The power to destroy and sustain
It is a fact that human beings are the source of clear threats to nature. Pollution, excessive harvesting of living species, the extermination of “harmful” species, and the fragmentation
or destruction of habitats cause species to disappear and speed up the erosion of biodiversity. But since biodiversity has been conceived from a dynamic standpoint, humans have also come to be regarded as capable of sustaining biodiversity, as has been shown in France in the wooded pasturelands of Normandy and Brittany. Even tropical forests are often the fruit of a lengthy co-evolution between indigenous populations and their natural environment.
This power to both destroy and sustain biodiversity emphasizes the breadth of our responsibility. Human beings are just one species among others, but one that exercises a particularly demanding process of selection. No part of the planet can now escape human activity, so the idea of conserving nature as a whole is no longer tenable.
However, we have to weigh up the consequences of our actions on the evolutionary process so that we can regulate them.

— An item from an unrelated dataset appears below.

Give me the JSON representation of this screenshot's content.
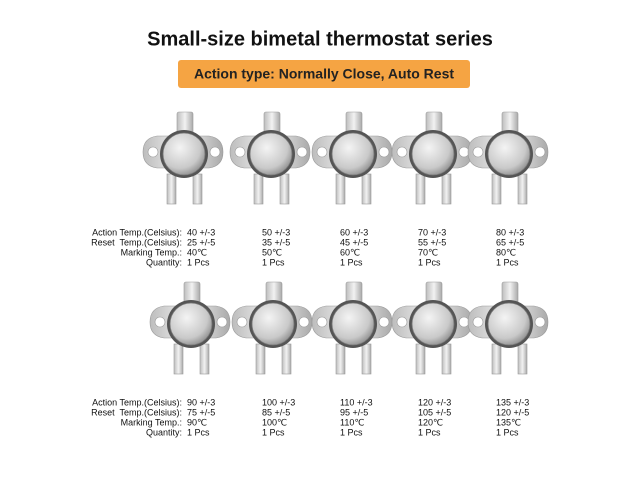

The principle of the “sustainable management” of biodiversity springs from this necessary partnership between human beings and nature.
But what are the yardsticks for such regulation? Perhaps the instrumental value of biodiversity–the goods and services it provides and the knowledge scientists draw from it. But since we enjoy nature’s beauty, we have to add in the aesthetic or religious feelings it inspires.

The intrinsic value of nature
This leads us to the intrinsic or ethical value of biodiversity. Nature has its own worth, independently of how it can serve people. All living organisms, through their existence and their use of complex, non-mechanical strategies to survive and reproduce, have their own value. Beyond that, biological diversity itself, because it is the product of evolution and also the condition for its continuation, has its own intrinsic value, as the opening lines of the Convention on Biological Diversity (Rio, 1992) acknowledge.
The human bias behind the instrumentalist approach has often been set against the ecological bias underlying the intrinsic value approach, as if a choice had to be made, as if everyone had to die for the last wolf to be saved, or vice-versa. But apart from the fact that such options are entirely artificial, the two approaches can coexist, as soon as there is agreement about a dynamic and integrated view of biodiversity as an evolving system that includes people.
However, the rise of genetic engineering, which treats genes as raw material, has put biodiversity in quite a new light. It is now seen as an enormous pool of resources to be speedily tapped. As such, genetic biodiversity is no longer about the wise management of nature. It becomes a source of profit and of conflict among those seeking to control it.